Acrylamides with hydrolytically labile carbonate ester side chains as versatile building blocks for well-defined block copolymer micelles via RAFT polymerization

Abstract

En route towards improved delivery systems for targeted chemotherapy, we propose a straightforward approach for the hydrophobic modification of the acrylamide N-(2-Hydroxyethyl)acrylamide (HEAm). An ethyl or benzyl group was introduced via a hydrolytically sensitive carbonate ester yielding HEAm-EC and HEAm-BC, respectively. Block copolymers of HEAm, respectively PEG and HEAm-EC or HEAm-BC were successfully synthesized by reversible addition–fragmentation chain transfer (RAFT) polymerization, obtaining a library of well-defined block copolymers with different degrees of polymerization (DP). To further explore the versatility of our approach in terms of polymer synthesis, self-assembly, drug solubilization and in vitro cell interaction, polyethylene glycol (PEG) and polyHEAm as hydrophilic polymer blocks were compared. The block copolymers formed micellar nanoparticles (10–100 nm) in PBS and could efficiently solubilize hydrophobic dyes and anti-cancer drugs.
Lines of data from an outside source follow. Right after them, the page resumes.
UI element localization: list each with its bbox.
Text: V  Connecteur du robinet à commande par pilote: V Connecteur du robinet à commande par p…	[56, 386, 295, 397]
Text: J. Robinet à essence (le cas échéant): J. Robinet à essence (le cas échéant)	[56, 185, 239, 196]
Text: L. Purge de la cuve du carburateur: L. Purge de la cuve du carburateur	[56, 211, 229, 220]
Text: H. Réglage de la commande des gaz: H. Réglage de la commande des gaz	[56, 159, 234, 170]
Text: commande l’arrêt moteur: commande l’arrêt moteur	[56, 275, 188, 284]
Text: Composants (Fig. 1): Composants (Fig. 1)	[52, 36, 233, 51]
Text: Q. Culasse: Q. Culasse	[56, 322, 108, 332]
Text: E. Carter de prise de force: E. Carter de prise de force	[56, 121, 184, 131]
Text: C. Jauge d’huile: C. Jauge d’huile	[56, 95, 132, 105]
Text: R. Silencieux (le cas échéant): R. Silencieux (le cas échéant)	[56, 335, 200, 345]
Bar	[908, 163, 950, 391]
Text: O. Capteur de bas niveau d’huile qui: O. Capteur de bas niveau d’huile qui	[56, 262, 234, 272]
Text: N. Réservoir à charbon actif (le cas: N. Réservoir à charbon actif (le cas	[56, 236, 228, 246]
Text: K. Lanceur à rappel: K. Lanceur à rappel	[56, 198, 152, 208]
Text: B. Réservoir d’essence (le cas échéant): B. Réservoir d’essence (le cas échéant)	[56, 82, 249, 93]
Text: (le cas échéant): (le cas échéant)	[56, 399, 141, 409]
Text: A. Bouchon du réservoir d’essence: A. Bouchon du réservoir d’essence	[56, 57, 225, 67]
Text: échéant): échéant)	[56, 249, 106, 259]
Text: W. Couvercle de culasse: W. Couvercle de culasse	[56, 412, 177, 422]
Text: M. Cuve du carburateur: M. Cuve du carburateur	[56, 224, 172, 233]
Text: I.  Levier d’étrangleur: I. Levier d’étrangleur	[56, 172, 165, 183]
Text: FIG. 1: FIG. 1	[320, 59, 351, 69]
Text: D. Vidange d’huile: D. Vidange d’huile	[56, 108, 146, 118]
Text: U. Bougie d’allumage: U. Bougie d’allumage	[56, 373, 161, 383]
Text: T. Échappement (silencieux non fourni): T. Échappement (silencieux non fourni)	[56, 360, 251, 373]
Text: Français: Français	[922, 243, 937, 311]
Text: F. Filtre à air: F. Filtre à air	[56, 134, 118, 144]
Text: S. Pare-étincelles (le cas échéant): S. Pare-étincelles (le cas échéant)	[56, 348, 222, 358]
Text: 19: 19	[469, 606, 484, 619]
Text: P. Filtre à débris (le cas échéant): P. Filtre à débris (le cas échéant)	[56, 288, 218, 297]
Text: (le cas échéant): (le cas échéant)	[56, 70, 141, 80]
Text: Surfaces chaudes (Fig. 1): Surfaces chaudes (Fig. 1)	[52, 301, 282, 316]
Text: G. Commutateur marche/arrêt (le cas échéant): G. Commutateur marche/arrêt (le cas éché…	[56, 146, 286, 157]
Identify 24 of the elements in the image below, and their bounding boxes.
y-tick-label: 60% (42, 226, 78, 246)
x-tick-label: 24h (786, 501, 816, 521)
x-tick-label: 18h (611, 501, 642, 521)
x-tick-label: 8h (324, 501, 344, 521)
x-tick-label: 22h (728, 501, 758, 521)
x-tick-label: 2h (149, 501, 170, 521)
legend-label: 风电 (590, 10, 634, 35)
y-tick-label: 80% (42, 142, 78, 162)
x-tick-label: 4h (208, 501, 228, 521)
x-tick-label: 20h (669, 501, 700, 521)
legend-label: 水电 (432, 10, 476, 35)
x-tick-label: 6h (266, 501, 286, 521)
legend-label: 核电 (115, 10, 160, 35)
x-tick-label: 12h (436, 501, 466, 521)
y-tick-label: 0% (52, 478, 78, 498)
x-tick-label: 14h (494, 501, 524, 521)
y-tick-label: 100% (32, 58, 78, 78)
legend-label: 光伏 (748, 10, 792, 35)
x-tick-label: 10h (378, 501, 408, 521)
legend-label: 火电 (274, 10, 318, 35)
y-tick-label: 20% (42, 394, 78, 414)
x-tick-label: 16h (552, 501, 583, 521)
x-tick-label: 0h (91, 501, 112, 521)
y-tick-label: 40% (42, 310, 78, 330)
Benzyl carbonate ester side chains increased micellar stability and drug loading capacity. Moreover, PEG as hydrophilic block showed in comparison to HEAm more promising results concerning both colloidal stability and drug loading capacity. Confocal microscopy showed that the micelles could efficiently deliver a hydrophobic dye inside the cells. Finally, we also demonstrated efficient formulation of the anti-cancer drug paclitaxel with an in vitro cancer cell killing performance comparable or even better than the two commercial PTX nanoformulations Abraxane and Genexol-PM at equal drug dose. In conclusion, modification of HEAm through carbonate linkages offers a versatile platform for the design of degradable polymers with potential for biomedical applications.